We can see another example of the problems of greens in the experience of English designer William Morris. In the 1860s Morris decided to help revive medieval textile arts—and in order to give ordinary people the sense of living in a medieval castle, he created wallpapers that looked like antique tapestries. His papers were mostly blue, with a little red, just like the old tapestries Morris had admired. But if he was trying to be authentic, he had made a mistake. In the Middle Ages, dyers made their yellows from a plant called dyer’s weld, and their greens were made by overdyeing the yellow with blue woad. But weld fades, and after seven hundred years of hanging on castle walls medieval tapestry forests tend to be misty blue where once they were gaudy green. We can only imagine what the original works looked like. But they were probably surprisingly similar to the bright textiles of the nineteenth century that Morris was so passionately deriding as garish.

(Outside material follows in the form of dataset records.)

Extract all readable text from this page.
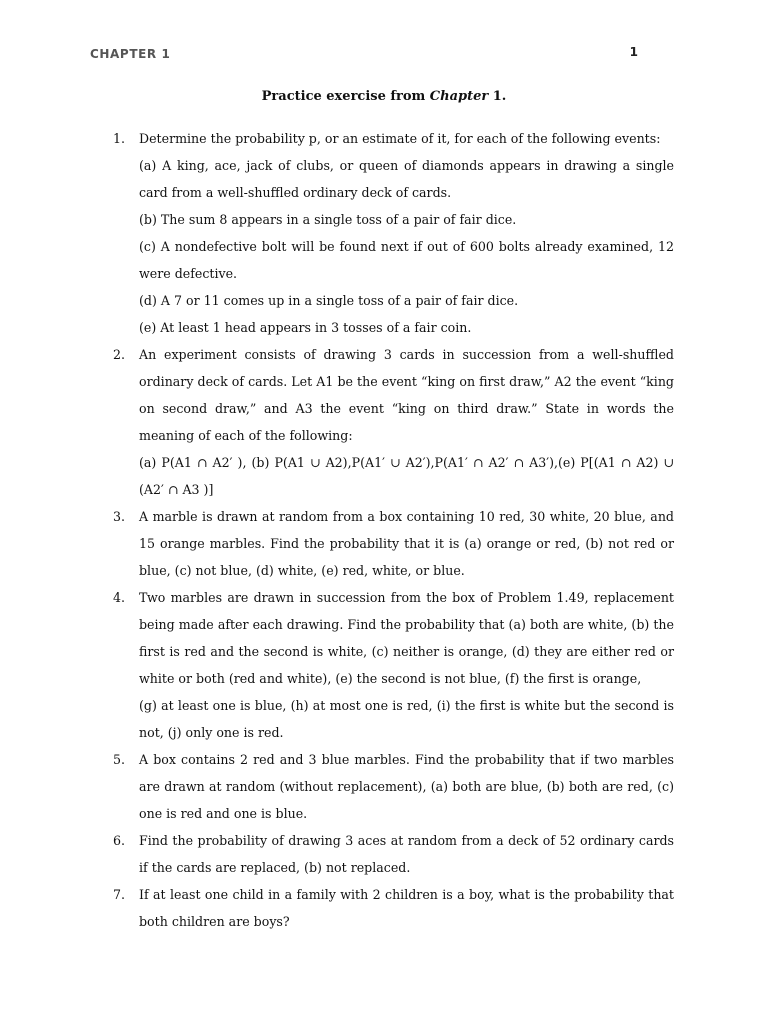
CHAPTER 1	1
Practice exercise from Chapter 1.
1. Determine the probability p, or an estimate of it, for each of the following events:
(a) A king, ace, jack of clubs, or queen of diamonds appears in drawing a single card from a well-shuffled ordinary deck of cards.
(b) The sum 8 appears in a single toss of a pair of fair dice.
(c) A nondefective bolt will be found next if out of 600 bolts already examined, 12 were defective.
(d) A 7 or 11 comes up in a single toss of a pair of fair dice.
(e) At least 1 head appears in 3 tosses of a fair coin.
2. An experiment consists of drawing 3 cards in succession from a well-shuffled ordinary deck of cards. Let A1 be the event “king on first draw,” A2 the event “king on second draw,” and A3 the event “king on third draw.” State in words the meaning of each of the following:
(a) P(A1 ∩ A2′ ), (b) P(A1 ∪ A2),P(A1′ ∪ A2′),P(A1′ ∩ A2′ ∩ A3′),(e) P[(A1 ∩ A2) ∪ (A2′ ∩ A3 )]
3. A marble is drawn at random from a box containing 10 red, 30 white, 20 blue, and 15 orange marbles. Find the probability that it is (a) orange or red, (b) not red or blue, (c) not blue, (d) white, (e) red, white, or blue.
4. Two marbles are drawn in succession from the box of Problem 1.49, replacement being made after each drawing. Find the probability that (a) both are white, (b) the first is red and the second is white, (c) neither is orange, (d) they are either red or white or both (red and white), (e) the second is not blue, (f) the first is orange,
(g) at least one is blue, (h) at most one is red, (i) the first is white but the second is not, (j) only one is red.
5. A box contains 2 red and 3 blue marbles. Find the probability that if two marbles are drawn at random (without replacement), (a) both are blue, (b) both are red, (c) one is red and one is blue.
6. Find the probability of drawing 3 aces at random from a deck of 52 ordinary cards if the cards are replaced, (b) not replaced.
7. If at least one child in a family with 2 children is a boy, what is the probability that both children are boys?
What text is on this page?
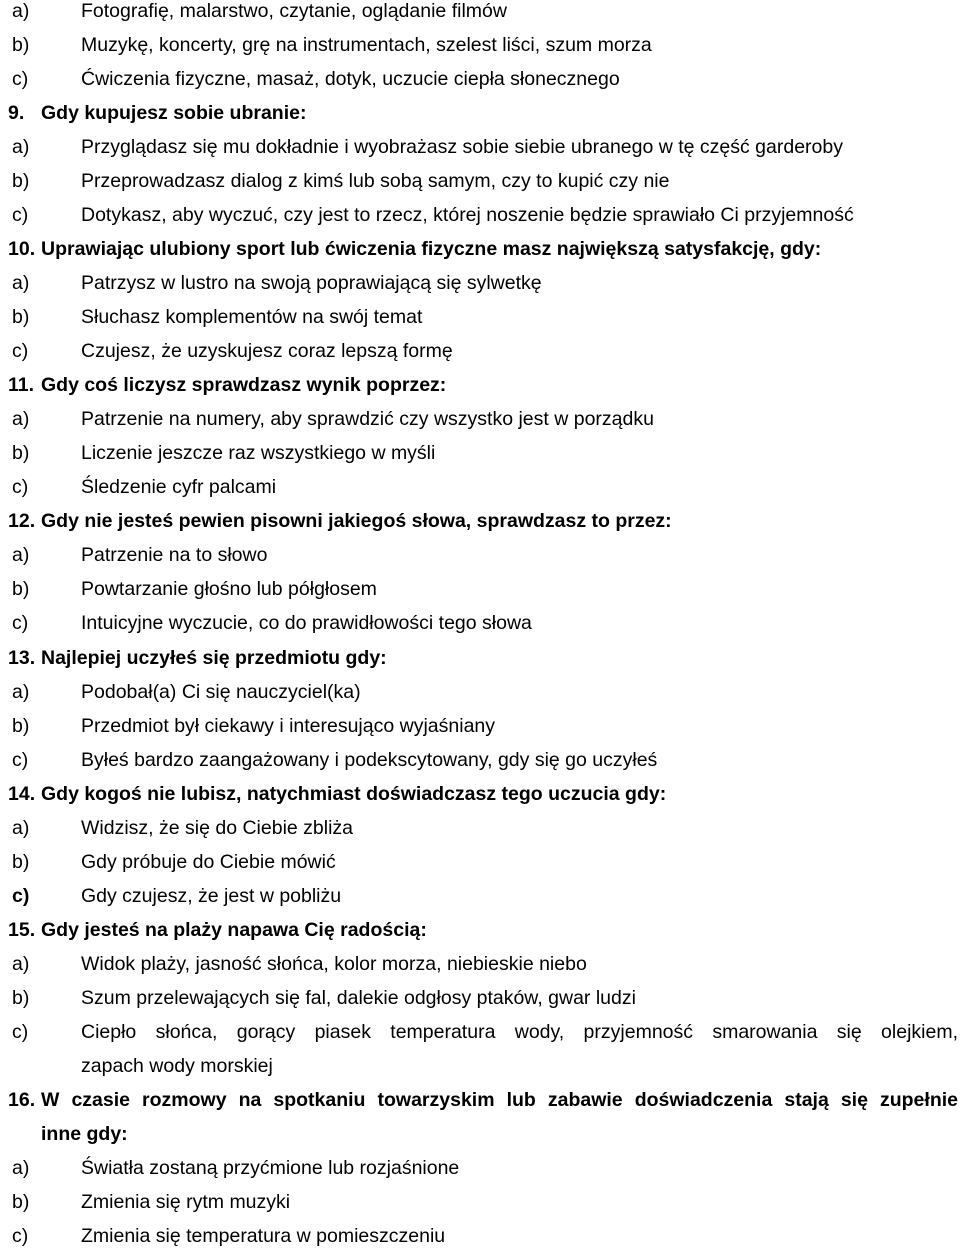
a)	Fotografię, malarstwo, czytanie, oglądanie filmów
b)	Muzykę, koncerty, grę na instrumentach, szelest liści, szum morza
c)	Ćwiczenia fizyczne, masaż, dotyk, uczucie ciepła słonecznego
9. Gdy kupujesz sobie ubranie:
a)	Przyglądasz się mu dokładnie i wyobrażasz sobie siebie ubranego w tę część garderoby
b)	Przeprowadzasz dialog z kimś lub sobą samym, czy to kupić czy nie
c)	Dotykasz, aby wyczuć, czy jest to rzecz, której noszenie będzie sprawiało Ci przyjemność
10. Uprawiając ulubiony sport lub ćwiczenia fizyczne masz największą satysfakcję, gdy:
a)	Patrzysz w lustro na swoją poprawiającą się sylwetkę
b)	Słuchasz komplementów na swój temat
c)	Czujesz, że uzyskujesz coraz lepszą formę
11. Gdy coś liczysz sprawdzasz wynik poprzez:
a)	Patrzenie na numery, aby sprawdzić czy wszystko jest w porządku
b)	Liczenie jeszcze raz wszystkiego w myśli
c)	Śledzenie cyfr palcami
12. Gdy nie jesteś pewien pisowni jakiegoś słowa, sprawdzasz to przez:
a)	Patrzenie na to słowo
b)	Powtarzanie głośno lub półgłosem
c)	Intuicyjne wyczucie, co do prawidłowości tego słowa
13. Najlepiej uczyłeś się przedmiotu gdy:
a)	Podobał(a) Ci się nauczyciel(ka)
b)	Przedmiot był ciekawy i interesująco wyjaśniany
c)	Byłeś bardzo zaangażowany i podekscytowany, gdy się go uczyłeś
14. Gdy kogoś nie lubisz, natychmiast doświadczasz tego uczucia gdy:
a)	Widzisz, że się do Ciebie zbliża
b)	Gdy próbuje do Ciebie mówić
c)	Gdy czujesz, że jest w pobliżu
15. Gdy jesteś na plaży napawa Cię radością:
a)	Widok plaży, jasność słońca, kolor morza, niebieskie niebo
b)	Szum przelewających się fal, dalekie odgłosy ptaków, gwar ludzi
c)	Ciepło słońca, gorący piasek temperatura wody, przyjemność smarowania się olejkiem,
zapach wody morskiej
16. W czasie rozmowy na spotkaniu towarzyskim lub zabawie doświadczenia stają się zupełnie
inne gdy:
a)	Światła zostaną przyćmione lub rozjaśnione
b)	Zmienia się rytm muzyki
c)	Zmienia się temperatura w pomieszczeniu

So for dyers, the apparently fade-resistant Lo Kao was a double boon, and the French traders were sure it was going to make them a fortune. With this Chinese gunge it was now a childishly simple process to make a good green. The recipe went along the lines of: Put mud in pot. Boil. Add cloth to pot. Clean and dry. What was not simple was the process that the suppliers in China had to go through to make the green mud in the first place. It was made from two Chinese varieties of buckthorn trees:
Rhamnus utilis
and
Rhamnus chlorophorus
, the former meaning useful, the latter meaning greenish. Buckthorn was already a familiar plant for European dyers. Common buckthorn, or
Rhamnus cathartica
(“cathartica” because of what it does to your bowels if you dare eat the yellow berries), had for thousands of years been stripped of its leaves to make yellow dyes and paints. Since the seventeenth century its berries had also been boiled (for the length of time described charmingly as a wallom or wallop, meaning a bubble or two
25
) with alum to make a watercolor paint. It was called “sap green,” and was considered a bad pigment. Its image was further tarnished by its other name, “bladder green,” which did not, as some may have suggested, describe its yellowy color but referred to the pig’s bladders that artists stored it in to keep it moist.